Declarative Metadata Sample Definition

Starting in November 2022, enter the consumerSecret value as plaintext, for example, <consumerSecret>yourplaintextconsumersecret</consumerSecret>. Existing consumer secrets that were entered as encrypted values can be deployed throughout the Winter ‘23 release.

Note

1<?xml version="1.0" encoding="UTF-8"?>
2<AuthProvider xmlns="http://soap.sforce.com/2006/04/metadata">
3    <consumerKey>yourappkey</consumerKey>
4    <consumerSecret>PwdVxXjzu3NCZ3MD4He+wA==</consumerSecret>
5    <executionUser>admin@your.org</executionUser>
6    <friendlyName>FacebookAuthProvider</friendlyName>
7    <providerType>Facebook</providerType>
8    <registrationHandler>RegistrationHandler</registrationHandler>
9    <sendSecretInApis>true</sendSecretInApis>     
10</AuthProvider>
This example package manifest references the previous AuthProvider definition.
1<?xml version="1.0" encoding="UTF-8"?>
2<Package xmlns="http://soap.sforce.com/2006/04/metadata">
3    <types>
4        <members>FacebookAuthProvider</members>
5        <name>AuthProvider</name>
6    </types>
7    <version>28.0</version>
8</Package>

Usage

Salesforce provides default authentication providers, called Salesforce-managed auth providers, to simplify setting up these service providers for authentication.

  • Apple
  • Bitbucket
  • Facebook
  • GitHub
  • Google
  • Janrain
  • LinkedIn
  • Microsoft
  • Microsoft Access Control Service
  • MuleSoft
  • Salesforce
  • Slack

To use a Salesforce-managed auth provider, leave these fields blank when creating your auth provider from the Auth.

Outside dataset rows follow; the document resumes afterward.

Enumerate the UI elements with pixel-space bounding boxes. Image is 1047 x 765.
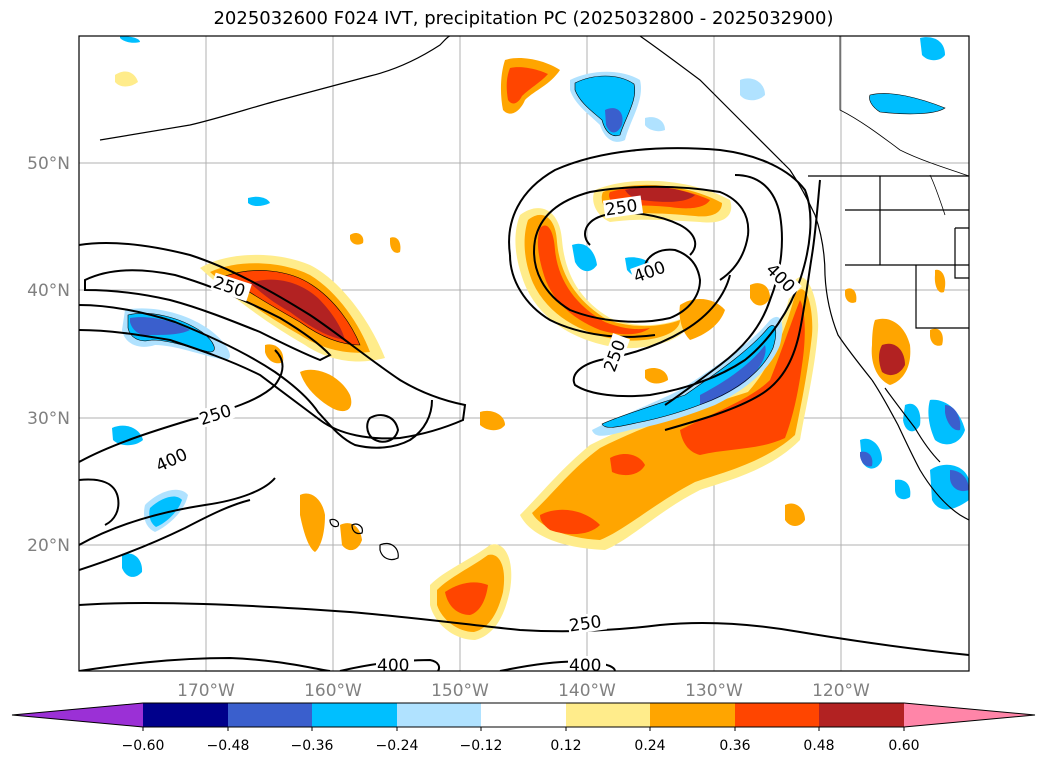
colorbar: −0.60 −0.48 −0.36 −0.24 −0.12 0.12 0.24 … xyxy=(11,702,1036,754)
colorbar-tick-label: −0.36 xyxy=(291,738,334,754)
colorbar-segment xyxy=(650,703,735,727)
lon-label: 160°W xyxy=(304,681,362,701)
ivt-label: 400 xyxy=(569,656,601,676)
lat-label: 30°N xyxy=(27,409,70,429)
map-title: 2025032600 F024 IVT, precipitation PC (2… xyxy=(213,8,834,29)
colorbar-segment xyxy=(312,703,397,727)
lon-label: 150°W xyxy=(431,681,489,701)
colorbar-tick-label: 0.60 xyxy=(888,738,919,754)
colorbar-segment xyxy=(481,703,566,727)
ivt-label: 400 xyxy=(377,656,409,676)
colorbar-tick-label: 0.48 xyxy=(803,738,834,754)
ivt-label: 250 xyxy=(604,196,639,220)
plot-frame xyxy=(78,35,970,672)
lat-label: 50°N xyxy=(27,154,70,174)
colorbar-tick-label: −0.60 xyxy=(122,738,165,754)
colorbar-segment xyxy=(143,703,228,727)
precip-positive-small xyxy=(115,58,946,640)
colorbar-tick-label: 0.36 xyxy=(719,738,750,754)
colorbar-segment xyxy=(228,703,312,727)
colorbar-segment xyxy=(397,703,481,727)
colorbar-tick-label: −0.24 xyxy=(376,738,419,754)
ivt-label: 250 xyxy=(568,612,603,636)
lon-label: 170°W xyxy=(177,681,235,701)
precip-outlines xyxy=(127,75,946,428)
lat-label: 40°N xyxy=(27,281,70,301)
political-borders xyxy=(839,36,969,216)
lat-labels: 50°N 40°N 30°N 20°N xyxy=(27,154,70,556)
precip-negative xyxy=(112,36,969,577)
lon-label: 140°W xyxy=(558,681,616,701)
colorbar-segment xyxy=(819,703,904,727)
lon-labels: 170°W 160°W 150°W 140°W 130°W 120°W xyxy=(177,681,870,701)
lon-label: 130°W xyxy=(685,681,743,701)
lon-label: 120°W xyxy=(812,681,870,701)
colorbar-tick-label: −0.48 xyxy=(207,738,250,754)
colorbar-extend-low xyxy=(12,703,143,727)
colorbar-tick-label: 0.24 xyxy=(634,738,665,754)
colorbar-segment xyxy=(566,703,650,727)
colorbar-tick-label: −0.12 xyxy=(460,738,503,754)
ivt-label-group: 250 250 400 400 250 250 400 250 400 400 xyxy=(151,195,802,676)
colorbar-extend-high xyxy=(904,703,1035,727)
colorbar-segment xyxy=(735,703,819,727)
colorbar-tick-label: 0.12 xyxy=(550,738,581,754)
lat-label: 20°N xyxy=(27,536,70,556)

Provider Setup page.

  • authorizeUrl
  • consumerKey
  • consumerSecret
  • defaultScopes
  • tokenURL
  • userInfoUrl

If you provide a value for one of these fields, you must also provide a value for consumerKey and consumerSecret.

Note

Wildcard Support in the Manifest File

This metadata type supports the wildcard character * (asterisk) in the package.xml manifest file. For information about using the manifest file, see Deploying and Retrieving Metadata with the Zip File.